Ali Cinar is a professor of chemical engineering and biomedical engineering at Illinois Institute of Technology and the director of the Engineering Center for Diabetes Research and Education (ECDRE). His research specializations include diabetes and control of artificial pancreas systems; modeling of angiogenesis and tissue growth; modeling, supervision, and control with agent‐based systems; and multivariate statistics and artificial intelligence techniques. Dr. Cinar holds a PhD in chemical engineering from Texas A&M University. He is a Fellow of AIChE and member of ADA, BMES, IEEE, and TERMIS. He has published 2 books, over 180 technical papers in refereed journals and conference proceedings. The list of publications and detailed description of research interests is available at http://mypages.iit.edu/~cinar.

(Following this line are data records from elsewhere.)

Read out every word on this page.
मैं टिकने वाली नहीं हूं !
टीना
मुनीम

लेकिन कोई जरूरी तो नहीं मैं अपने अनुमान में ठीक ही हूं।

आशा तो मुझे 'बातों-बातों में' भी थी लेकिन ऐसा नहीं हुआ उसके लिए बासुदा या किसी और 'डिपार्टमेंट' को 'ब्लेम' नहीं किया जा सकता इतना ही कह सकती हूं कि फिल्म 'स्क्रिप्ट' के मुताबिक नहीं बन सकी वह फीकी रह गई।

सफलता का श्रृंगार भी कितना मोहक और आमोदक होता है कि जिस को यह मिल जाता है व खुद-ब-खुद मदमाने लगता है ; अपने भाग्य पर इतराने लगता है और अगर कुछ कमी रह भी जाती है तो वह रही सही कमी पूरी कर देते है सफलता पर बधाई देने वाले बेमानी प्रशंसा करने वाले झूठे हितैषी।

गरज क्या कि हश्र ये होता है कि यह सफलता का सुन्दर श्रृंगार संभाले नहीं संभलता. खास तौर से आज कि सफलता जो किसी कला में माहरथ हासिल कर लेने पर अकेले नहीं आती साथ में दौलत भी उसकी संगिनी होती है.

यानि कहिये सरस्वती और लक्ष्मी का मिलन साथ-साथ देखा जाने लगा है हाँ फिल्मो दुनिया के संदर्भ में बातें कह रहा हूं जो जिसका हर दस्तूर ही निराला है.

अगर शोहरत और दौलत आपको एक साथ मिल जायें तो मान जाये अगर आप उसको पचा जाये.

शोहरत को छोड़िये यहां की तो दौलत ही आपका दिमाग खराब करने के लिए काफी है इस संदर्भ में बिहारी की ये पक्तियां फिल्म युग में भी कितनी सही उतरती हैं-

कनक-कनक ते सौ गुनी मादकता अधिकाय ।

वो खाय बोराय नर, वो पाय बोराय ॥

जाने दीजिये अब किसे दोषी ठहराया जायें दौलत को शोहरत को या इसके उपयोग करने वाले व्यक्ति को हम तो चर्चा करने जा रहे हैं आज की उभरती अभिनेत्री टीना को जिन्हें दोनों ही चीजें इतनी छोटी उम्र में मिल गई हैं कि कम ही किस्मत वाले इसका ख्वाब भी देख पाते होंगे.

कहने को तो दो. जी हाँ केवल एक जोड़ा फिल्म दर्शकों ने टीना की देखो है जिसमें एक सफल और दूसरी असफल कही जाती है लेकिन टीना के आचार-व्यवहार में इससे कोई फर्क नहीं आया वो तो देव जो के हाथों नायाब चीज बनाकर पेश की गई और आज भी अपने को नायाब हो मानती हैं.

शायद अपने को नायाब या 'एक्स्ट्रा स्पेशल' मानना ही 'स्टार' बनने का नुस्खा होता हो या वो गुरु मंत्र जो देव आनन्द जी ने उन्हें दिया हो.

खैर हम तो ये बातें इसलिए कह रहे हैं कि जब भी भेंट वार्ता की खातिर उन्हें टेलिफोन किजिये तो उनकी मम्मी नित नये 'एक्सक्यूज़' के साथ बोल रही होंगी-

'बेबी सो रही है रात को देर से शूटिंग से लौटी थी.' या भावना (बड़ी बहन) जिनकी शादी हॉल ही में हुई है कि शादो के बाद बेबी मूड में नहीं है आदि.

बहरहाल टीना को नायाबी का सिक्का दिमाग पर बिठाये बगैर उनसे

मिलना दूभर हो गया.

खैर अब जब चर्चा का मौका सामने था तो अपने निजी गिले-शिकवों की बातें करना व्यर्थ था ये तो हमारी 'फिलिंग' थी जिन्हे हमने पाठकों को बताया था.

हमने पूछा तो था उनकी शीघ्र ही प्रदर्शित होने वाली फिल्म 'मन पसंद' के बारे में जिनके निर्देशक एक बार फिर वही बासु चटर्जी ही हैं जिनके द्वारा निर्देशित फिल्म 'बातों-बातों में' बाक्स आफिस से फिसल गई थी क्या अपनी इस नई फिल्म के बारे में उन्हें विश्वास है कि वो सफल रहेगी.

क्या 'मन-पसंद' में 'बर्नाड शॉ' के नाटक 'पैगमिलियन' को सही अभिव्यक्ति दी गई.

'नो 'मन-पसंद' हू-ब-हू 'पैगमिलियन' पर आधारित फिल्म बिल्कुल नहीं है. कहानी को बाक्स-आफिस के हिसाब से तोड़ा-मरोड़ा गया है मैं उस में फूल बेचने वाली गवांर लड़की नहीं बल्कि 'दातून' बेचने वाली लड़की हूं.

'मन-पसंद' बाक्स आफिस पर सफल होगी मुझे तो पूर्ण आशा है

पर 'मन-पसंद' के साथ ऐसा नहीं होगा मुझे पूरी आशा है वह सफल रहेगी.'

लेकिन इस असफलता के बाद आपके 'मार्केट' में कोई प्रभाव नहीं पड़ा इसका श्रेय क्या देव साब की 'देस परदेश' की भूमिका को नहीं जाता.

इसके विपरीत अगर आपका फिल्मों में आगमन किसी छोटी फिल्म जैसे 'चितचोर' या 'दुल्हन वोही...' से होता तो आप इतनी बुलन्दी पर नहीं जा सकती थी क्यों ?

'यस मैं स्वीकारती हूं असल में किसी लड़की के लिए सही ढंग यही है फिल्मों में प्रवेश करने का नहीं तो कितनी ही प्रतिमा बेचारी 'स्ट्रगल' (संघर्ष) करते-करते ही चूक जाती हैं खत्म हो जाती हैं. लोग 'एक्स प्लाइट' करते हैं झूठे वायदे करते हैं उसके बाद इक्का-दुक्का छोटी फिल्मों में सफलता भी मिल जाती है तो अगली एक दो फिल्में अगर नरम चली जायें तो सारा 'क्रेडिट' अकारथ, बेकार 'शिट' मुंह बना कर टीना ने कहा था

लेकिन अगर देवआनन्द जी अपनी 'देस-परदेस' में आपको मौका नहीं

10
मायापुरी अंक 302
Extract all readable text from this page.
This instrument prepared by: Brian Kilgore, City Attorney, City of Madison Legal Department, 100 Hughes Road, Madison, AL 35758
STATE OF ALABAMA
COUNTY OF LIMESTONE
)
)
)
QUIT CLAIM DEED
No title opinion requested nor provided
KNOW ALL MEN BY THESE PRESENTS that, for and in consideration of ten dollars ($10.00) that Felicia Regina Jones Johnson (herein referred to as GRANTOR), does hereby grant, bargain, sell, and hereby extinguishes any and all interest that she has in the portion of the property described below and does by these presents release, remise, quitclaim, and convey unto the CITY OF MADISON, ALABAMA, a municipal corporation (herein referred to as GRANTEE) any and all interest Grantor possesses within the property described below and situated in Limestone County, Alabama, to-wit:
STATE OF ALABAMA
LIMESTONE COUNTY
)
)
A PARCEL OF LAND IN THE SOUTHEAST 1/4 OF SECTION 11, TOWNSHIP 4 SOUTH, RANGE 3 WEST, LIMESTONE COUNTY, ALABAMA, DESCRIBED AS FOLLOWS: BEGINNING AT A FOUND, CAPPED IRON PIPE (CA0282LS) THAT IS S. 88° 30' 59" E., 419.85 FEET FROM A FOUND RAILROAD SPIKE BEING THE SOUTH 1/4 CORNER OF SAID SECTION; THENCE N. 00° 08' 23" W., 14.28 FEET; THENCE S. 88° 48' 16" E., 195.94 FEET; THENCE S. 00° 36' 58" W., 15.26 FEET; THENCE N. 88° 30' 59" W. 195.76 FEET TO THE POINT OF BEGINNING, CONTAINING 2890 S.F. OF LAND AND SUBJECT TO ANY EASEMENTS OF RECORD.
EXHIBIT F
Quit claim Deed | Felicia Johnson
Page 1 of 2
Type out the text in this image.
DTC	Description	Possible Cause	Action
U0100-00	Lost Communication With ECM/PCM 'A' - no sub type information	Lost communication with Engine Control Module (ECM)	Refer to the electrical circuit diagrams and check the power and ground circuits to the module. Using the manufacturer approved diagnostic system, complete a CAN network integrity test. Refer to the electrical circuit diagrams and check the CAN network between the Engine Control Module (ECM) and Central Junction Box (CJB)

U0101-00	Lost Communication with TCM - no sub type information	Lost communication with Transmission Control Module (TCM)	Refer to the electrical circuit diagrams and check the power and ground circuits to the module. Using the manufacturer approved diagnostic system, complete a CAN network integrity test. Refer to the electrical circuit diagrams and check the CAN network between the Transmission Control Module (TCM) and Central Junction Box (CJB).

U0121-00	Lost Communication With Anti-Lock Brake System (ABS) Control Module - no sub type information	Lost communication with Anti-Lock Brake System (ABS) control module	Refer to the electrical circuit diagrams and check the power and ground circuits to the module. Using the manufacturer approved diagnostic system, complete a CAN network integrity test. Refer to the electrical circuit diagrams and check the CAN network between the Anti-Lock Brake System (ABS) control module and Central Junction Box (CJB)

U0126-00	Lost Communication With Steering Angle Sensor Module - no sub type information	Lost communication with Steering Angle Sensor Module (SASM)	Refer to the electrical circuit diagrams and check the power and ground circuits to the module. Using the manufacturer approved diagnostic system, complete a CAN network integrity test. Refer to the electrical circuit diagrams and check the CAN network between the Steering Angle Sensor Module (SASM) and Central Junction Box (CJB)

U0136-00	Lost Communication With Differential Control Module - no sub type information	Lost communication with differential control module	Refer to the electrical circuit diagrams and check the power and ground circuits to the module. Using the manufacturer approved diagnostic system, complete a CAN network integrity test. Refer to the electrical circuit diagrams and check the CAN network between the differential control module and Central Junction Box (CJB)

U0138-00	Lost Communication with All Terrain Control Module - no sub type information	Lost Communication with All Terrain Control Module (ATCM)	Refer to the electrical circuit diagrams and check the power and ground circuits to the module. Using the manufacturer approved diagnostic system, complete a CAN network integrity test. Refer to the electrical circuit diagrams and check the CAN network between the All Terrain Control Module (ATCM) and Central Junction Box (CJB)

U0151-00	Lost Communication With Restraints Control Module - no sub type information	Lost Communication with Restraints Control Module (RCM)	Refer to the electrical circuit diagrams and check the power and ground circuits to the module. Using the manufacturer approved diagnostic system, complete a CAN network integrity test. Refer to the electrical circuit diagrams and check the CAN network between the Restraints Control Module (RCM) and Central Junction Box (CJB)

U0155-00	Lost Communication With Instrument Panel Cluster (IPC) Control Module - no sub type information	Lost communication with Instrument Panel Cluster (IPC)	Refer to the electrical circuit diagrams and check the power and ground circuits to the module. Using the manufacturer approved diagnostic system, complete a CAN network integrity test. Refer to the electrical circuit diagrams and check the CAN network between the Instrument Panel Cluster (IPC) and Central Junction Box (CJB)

Elif Seyma Bayrak is a doctoral student in chemical engineering at Illinois Institute of Technology. Her research focuses on development of agent-based models for predicting interactive tissue growth and angiogenesis in three-dimensional scaffolds. She received a BS degree in chemical engineering at Hacettepe University, specializing in bioengineering.

Kamuran Turksoy is a doctoral student in biomedical engineering at Illinois Institute of Technology. His research focuses on system identification, adaptive control, development of multivariable control, predictive hypoglycemia alarm and fault detection and diagnosis systems for the artificial pancreas. He received a BS in electrical engineering at Yildiz Technical University, specializing in systems and control area.